State v. Jones, ___ N.C. App. ___, ___ S.E.2d ___ (Jan. 21, 2020)

The defendant was on felony probation. During a traffic stop, a law enforcement officer found a pistol in the defendant’s car, which resulted in criminal charges for possession of firearm by a felon and carrying a concealed weapon and the filing of a probation violation report for committing new criminal offenses. In the trial for the new criminal charges, the judge denied the defendant’s motion to suppress the pistol, but the case nonetheless resulted in a mistrial. At the subsequent probation violation hearing, the court found that the defendant committed the alleged criminal offenses and revoked probation.
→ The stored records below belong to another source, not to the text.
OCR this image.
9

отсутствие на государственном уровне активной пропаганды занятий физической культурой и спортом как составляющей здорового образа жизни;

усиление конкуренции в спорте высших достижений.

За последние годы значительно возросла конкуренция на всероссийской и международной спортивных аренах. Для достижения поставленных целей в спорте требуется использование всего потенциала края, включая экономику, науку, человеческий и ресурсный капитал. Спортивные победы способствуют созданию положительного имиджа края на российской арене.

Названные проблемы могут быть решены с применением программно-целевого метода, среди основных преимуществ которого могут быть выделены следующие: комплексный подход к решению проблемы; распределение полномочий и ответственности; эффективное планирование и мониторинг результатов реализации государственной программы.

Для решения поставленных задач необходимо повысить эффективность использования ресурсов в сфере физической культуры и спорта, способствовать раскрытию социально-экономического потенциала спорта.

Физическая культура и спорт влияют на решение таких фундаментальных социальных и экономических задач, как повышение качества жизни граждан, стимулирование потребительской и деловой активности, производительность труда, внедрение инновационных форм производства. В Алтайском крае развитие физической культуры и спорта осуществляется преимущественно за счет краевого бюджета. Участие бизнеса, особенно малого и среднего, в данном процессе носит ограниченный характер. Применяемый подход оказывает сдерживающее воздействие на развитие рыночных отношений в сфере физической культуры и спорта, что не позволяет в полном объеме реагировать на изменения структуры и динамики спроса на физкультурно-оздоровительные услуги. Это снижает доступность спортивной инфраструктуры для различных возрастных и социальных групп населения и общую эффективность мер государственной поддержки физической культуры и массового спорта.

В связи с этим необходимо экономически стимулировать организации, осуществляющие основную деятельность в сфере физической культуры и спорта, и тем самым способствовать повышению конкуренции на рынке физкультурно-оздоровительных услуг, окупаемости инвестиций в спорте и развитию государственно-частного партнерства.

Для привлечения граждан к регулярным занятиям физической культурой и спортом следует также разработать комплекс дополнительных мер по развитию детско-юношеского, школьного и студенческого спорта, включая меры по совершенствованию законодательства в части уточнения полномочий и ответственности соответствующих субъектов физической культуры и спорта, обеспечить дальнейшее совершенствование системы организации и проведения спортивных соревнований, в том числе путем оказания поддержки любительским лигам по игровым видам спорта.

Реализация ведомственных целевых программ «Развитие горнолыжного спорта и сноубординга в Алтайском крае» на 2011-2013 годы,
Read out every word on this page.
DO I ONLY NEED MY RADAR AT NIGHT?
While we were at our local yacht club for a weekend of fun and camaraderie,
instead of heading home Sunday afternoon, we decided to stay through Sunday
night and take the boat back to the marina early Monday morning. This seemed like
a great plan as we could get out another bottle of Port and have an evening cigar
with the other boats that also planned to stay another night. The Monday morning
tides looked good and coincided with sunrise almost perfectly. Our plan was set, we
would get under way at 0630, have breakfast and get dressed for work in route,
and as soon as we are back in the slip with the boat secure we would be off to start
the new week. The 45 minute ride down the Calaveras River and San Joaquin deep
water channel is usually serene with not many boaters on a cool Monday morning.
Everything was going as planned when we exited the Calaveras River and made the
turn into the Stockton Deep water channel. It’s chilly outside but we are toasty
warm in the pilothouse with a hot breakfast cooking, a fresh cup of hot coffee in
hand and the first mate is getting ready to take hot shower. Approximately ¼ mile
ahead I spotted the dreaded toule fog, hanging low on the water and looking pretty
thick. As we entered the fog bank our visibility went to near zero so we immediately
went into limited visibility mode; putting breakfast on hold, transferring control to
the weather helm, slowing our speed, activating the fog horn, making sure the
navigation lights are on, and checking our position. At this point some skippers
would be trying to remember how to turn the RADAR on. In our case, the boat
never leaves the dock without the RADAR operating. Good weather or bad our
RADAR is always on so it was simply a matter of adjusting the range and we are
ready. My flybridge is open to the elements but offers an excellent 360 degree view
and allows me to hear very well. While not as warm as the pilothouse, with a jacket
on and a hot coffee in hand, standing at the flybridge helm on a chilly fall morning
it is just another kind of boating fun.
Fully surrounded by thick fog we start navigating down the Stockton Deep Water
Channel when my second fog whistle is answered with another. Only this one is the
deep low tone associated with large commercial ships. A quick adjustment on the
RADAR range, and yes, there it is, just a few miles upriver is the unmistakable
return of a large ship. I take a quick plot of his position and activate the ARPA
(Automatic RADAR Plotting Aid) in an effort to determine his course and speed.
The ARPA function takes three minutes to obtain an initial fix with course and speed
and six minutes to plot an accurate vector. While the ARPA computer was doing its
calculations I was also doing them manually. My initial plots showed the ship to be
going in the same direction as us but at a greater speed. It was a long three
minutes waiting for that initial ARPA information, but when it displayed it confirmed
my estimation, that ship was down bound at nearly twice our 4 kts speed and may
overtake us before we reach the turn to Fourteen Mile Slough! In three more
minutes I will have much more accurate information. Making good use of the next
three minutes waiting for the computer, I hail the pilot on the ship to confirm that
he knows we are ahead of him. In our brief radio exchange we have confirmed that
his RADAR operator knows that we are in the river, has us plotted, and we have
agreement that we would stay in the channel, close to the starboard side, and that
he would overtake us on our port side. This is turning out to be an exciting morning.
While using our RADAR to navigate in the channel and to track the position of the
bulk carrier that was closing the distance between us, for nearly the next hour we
After granting the defendant’s petition for writ of certiorari, the Court of Appeals rejected his argument that he was deprived of the right to confront and cross-examine the law enforcement officer at his probation violation hearing. The right to confront and cross-examine witnesses at a probation violation hearing as provided in G.S. 15A-1345(e) is grounded in a probationer’s Fourteenth Amendment due process rights, which are more flexible than his or her confrontation rights at trial under the Sixth Amendment. As such, the court held that the law enforcement officer’s testimony at the prior motion to suppress was competent evidence of the alleged violations, and that the trial court did not err by finding the new criminal offense violations despite the earlier mistrial. The defendant did not request findings for good cause as to why confrontation should not be allowed, and therefore no such findings were required. The Court of Appeals affirmed the revocation of probation but remanded the case for correction of a clerical error.